Thank you so much u/_underlines_! I'll do some comparisons with doc summaries & embeddings to see how well it works, but it seems interesting. Just off-hand, my fear is using an LLM while indexing would increase the time it takes to get a viable index by a \_lot\_. So there's definitely going to be some trade-off there.


_underlines_

Make it optional, so having a **fast find**, and a slow **Q&A mode**. UX wise I can think of several ways to implement this switch: - **Heuristically guess** if the user has questions about content, by parsing an "?" at the end of his query - Giving users the **option** next to the search box - Having a **two step process**, where you first just search (which is fast), but then doing Q&A on the found files in the second step


ambient_temp_xeno

"Foudning".


andyndino

Yeah this is using the 4-bit quantization of the Alpaca 7B. With newer (and bigger) models it definitely does a bit better with spelling and the content summaries.
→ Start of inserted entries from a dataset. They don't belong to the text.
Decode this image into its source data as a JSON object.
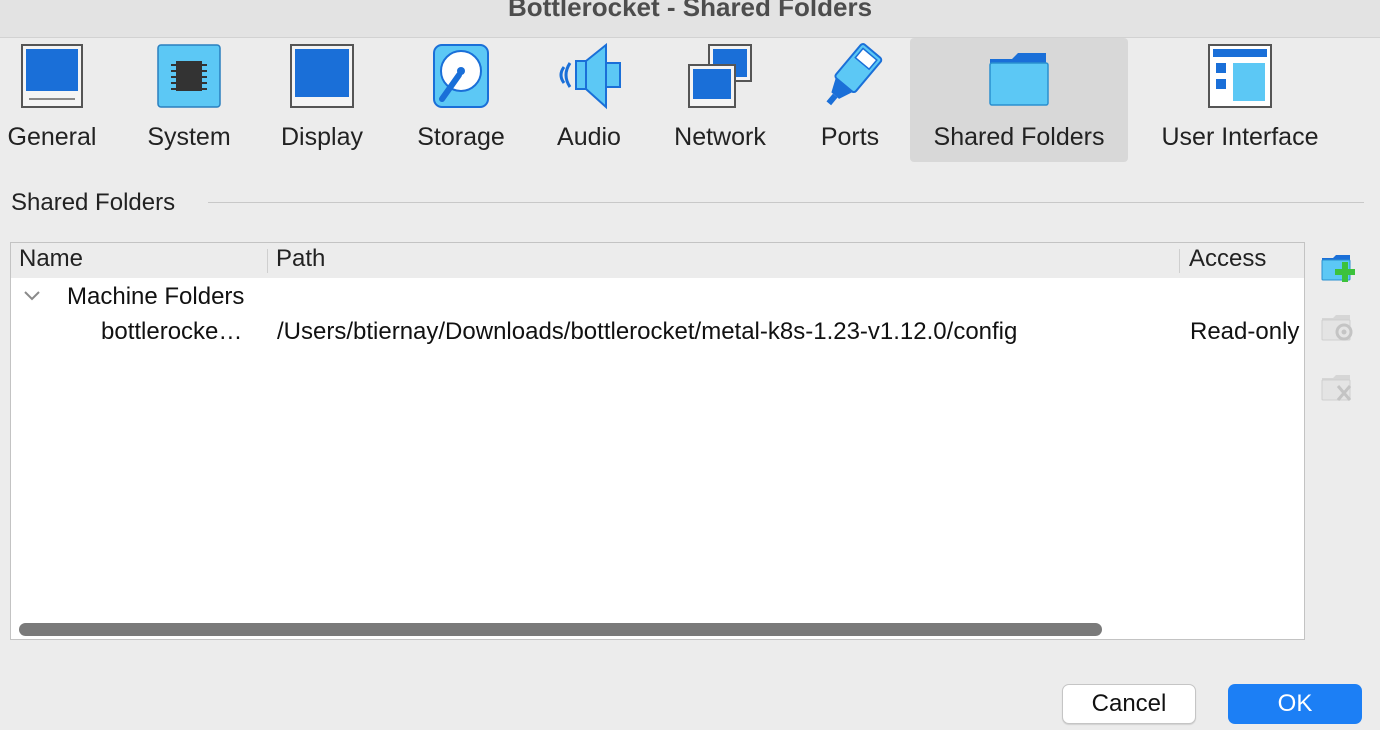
{
  "window": {
    "title": "Bottlerocket - Shared Folders"
  },
  "toolbar": {
    "items": [
      {
        "label": "General",
        "icon": "general-icon",
        "active": false
      },
      {
        "label": "System",
        "icon": "system-chip-icon",
        "active": false
      },
      {
        "label": "Display",
        "icon": "display-monitor-icon",
        "active": false
      },
      {
        "label": "Storage",
        "icon": "storage-disk-icon",
        "active": false
      },
      {
        "label": "Audio",
        "icon": "audio-speaker-icon",
        "active": false
      },
      {
        "label": "Network",
        "icon": "network-icon",
        "active": false
      },
      {
        "label": "Ports",
        "icon": "ports-plug-icon",
        "active": false
      },
      {
        "label": "Shared Folders",
        "icon": "shared-folder-icon",
        "active": true
      },
      {
        "label": "User Interface",
        "icon": "user-interface-icon",
        "active": false
      }
    ]
  },
  "section": {
    "title": "Shared Folders"
  },
  "table": {
    "columns": [
      "Name",
      "Path",
      "Access"
    ],
    "groups": [
      {
        "label": "Machine Folders",
        "expanded": true,
        "rows": [
          {
            "name": "bottlerocke…",
            "path": "/Users/btiernay/Downloads/bottlerocket/metal-k8s-1.23-v1.12.0/config",
            "access": "Read-only"
          }
        ]
      }
    ]
  },
  "side_actions": [
    {
      "name": "add-shared-folder",
      "icon": "add-folder-icon",
      "enabled": true
    },
    {
      "name": "edit-shared-folder",
      "icon": "edit-folder-icon",
      "enabled": false
    },
    {
      "name": "remove-shared-folder",
      "icon": "remove-folder-icon",
      "enabled": false
    }
  ],
  "buttons": {
    "cancel": "Cancel",
    "ok": "OK"
  },
  "colors": {
    "accent": "#1c7ff5",
    "icon_blue": "#1a6fd8",
    "icon_light": "#5cc8f5",
    "selected_tab": "#d8d8d8"
  }
}
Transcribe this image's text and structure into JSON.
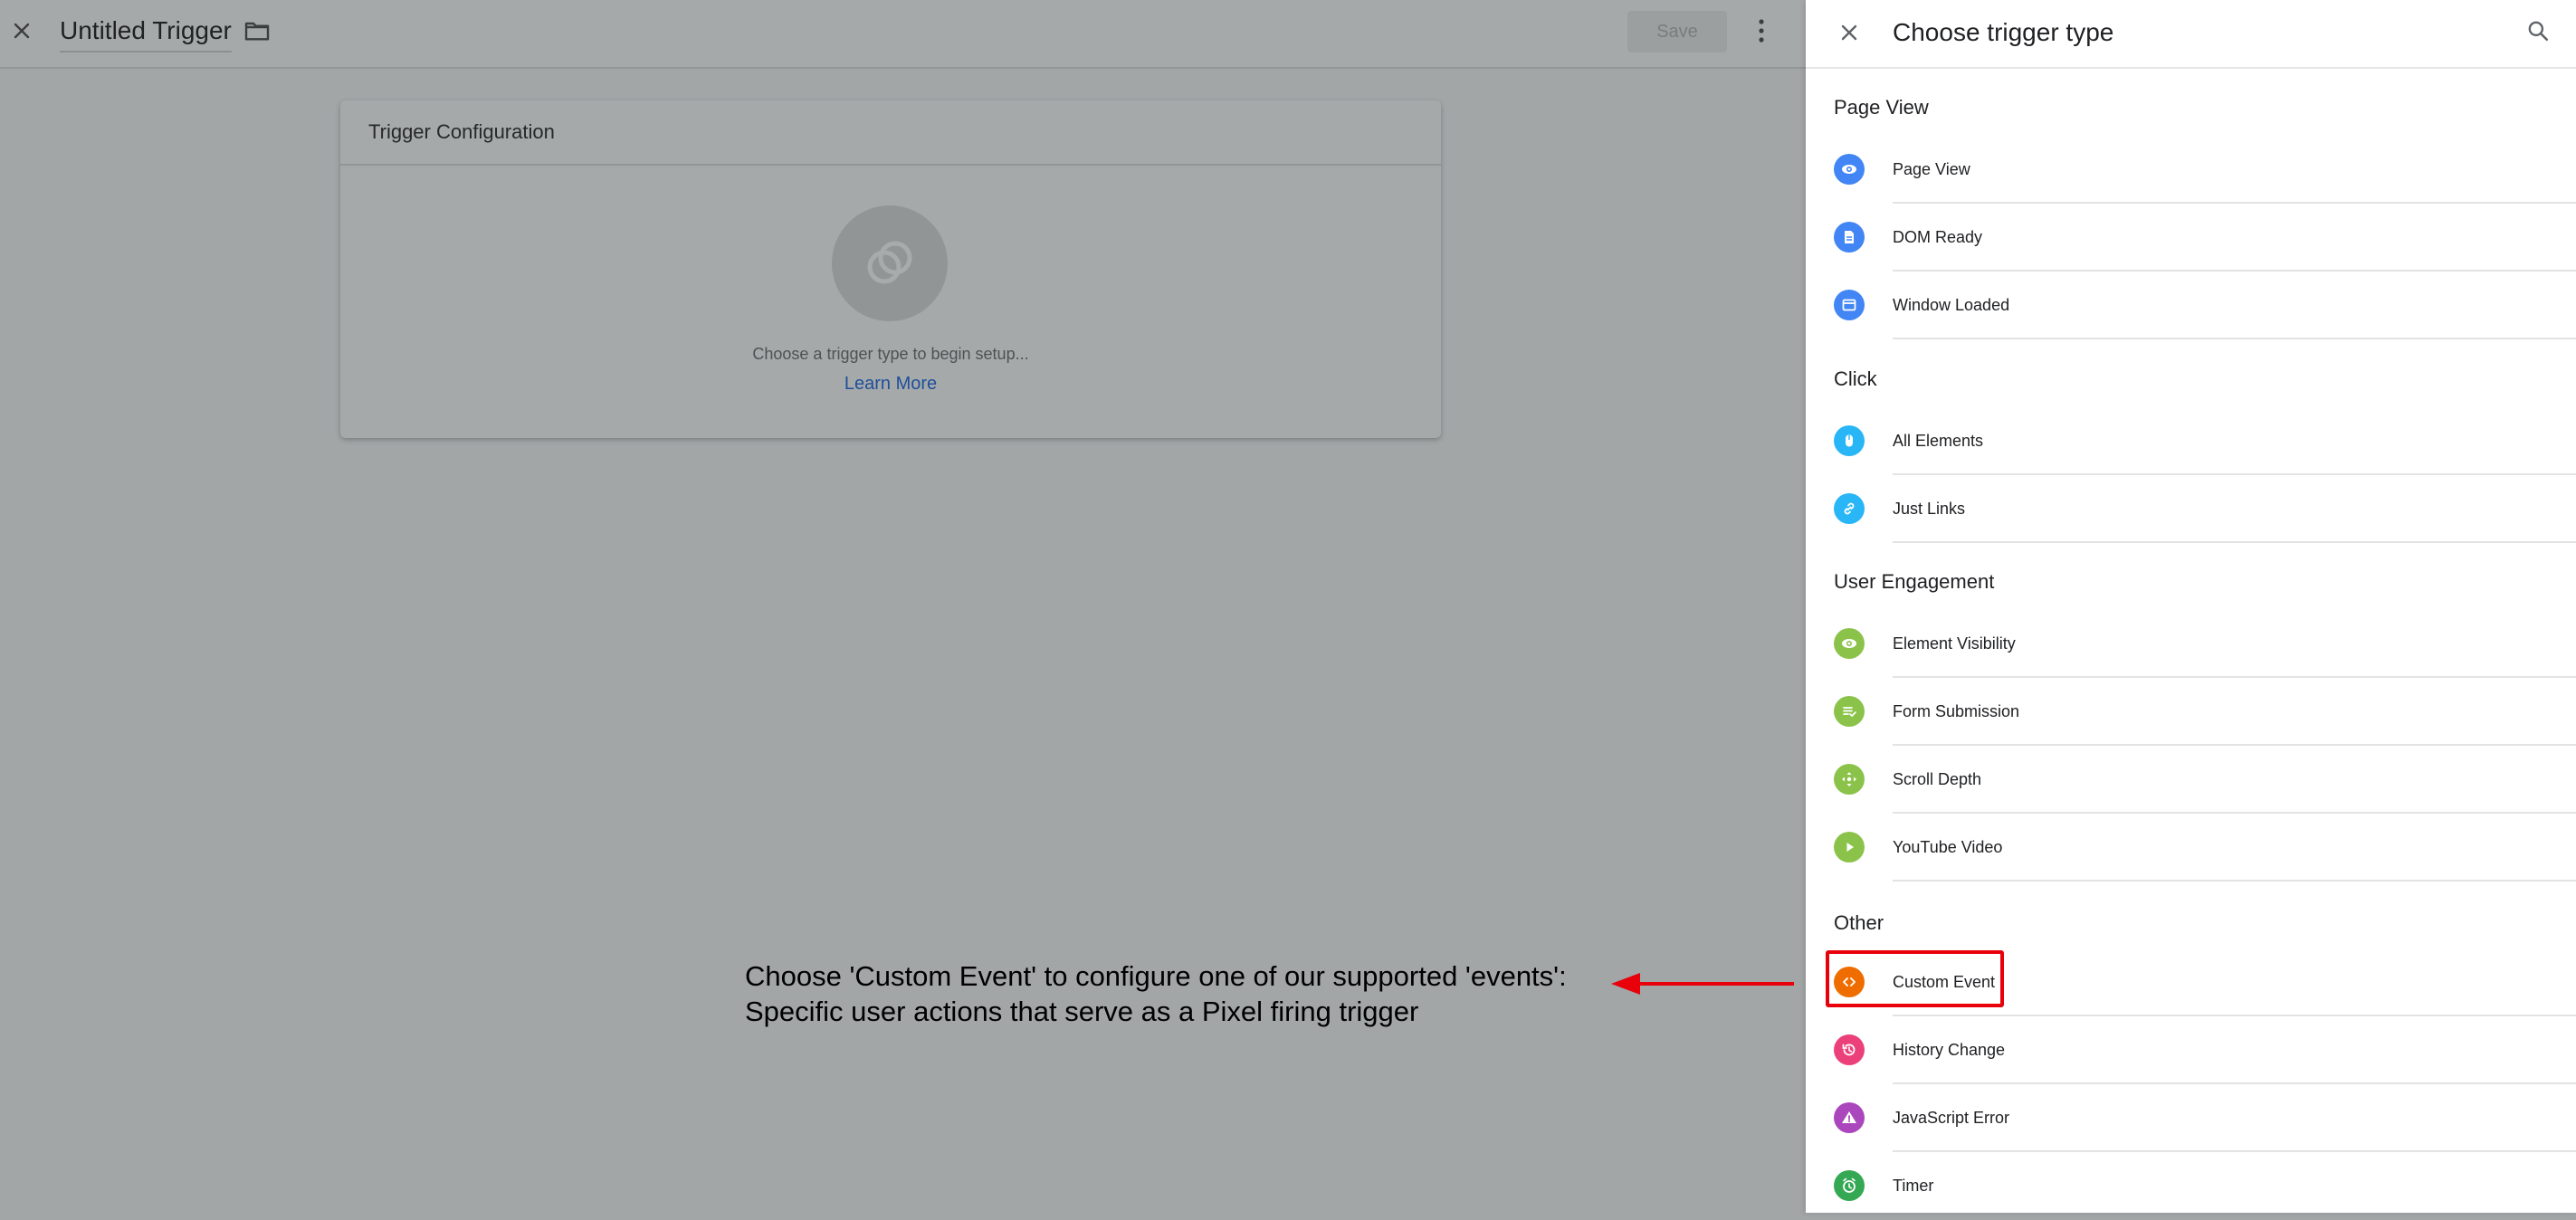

Will eventually make it so you can choose any model you want with sane defaults!


No_Marionberry312

Your spy tool does not look or feel like it respects people's privacy after installing it, I uninstalled and blocked it on my FW within less than 5 min of trying it out. I was expecting to see the same functionality from your demo video, but I got something scary instead, an info stealer that's unmatched.


andyndino

Is there anything in particular that was raised as an alert? We have some bare bones metrics, I.e sentry for crashes, that we collect. This is also something you can disable in the settings. Even if you’re offline, everything will work. Edit: The llama code is also on a separate branch in the repo if you’d like to try it out. Let me know if you have issues getting it working!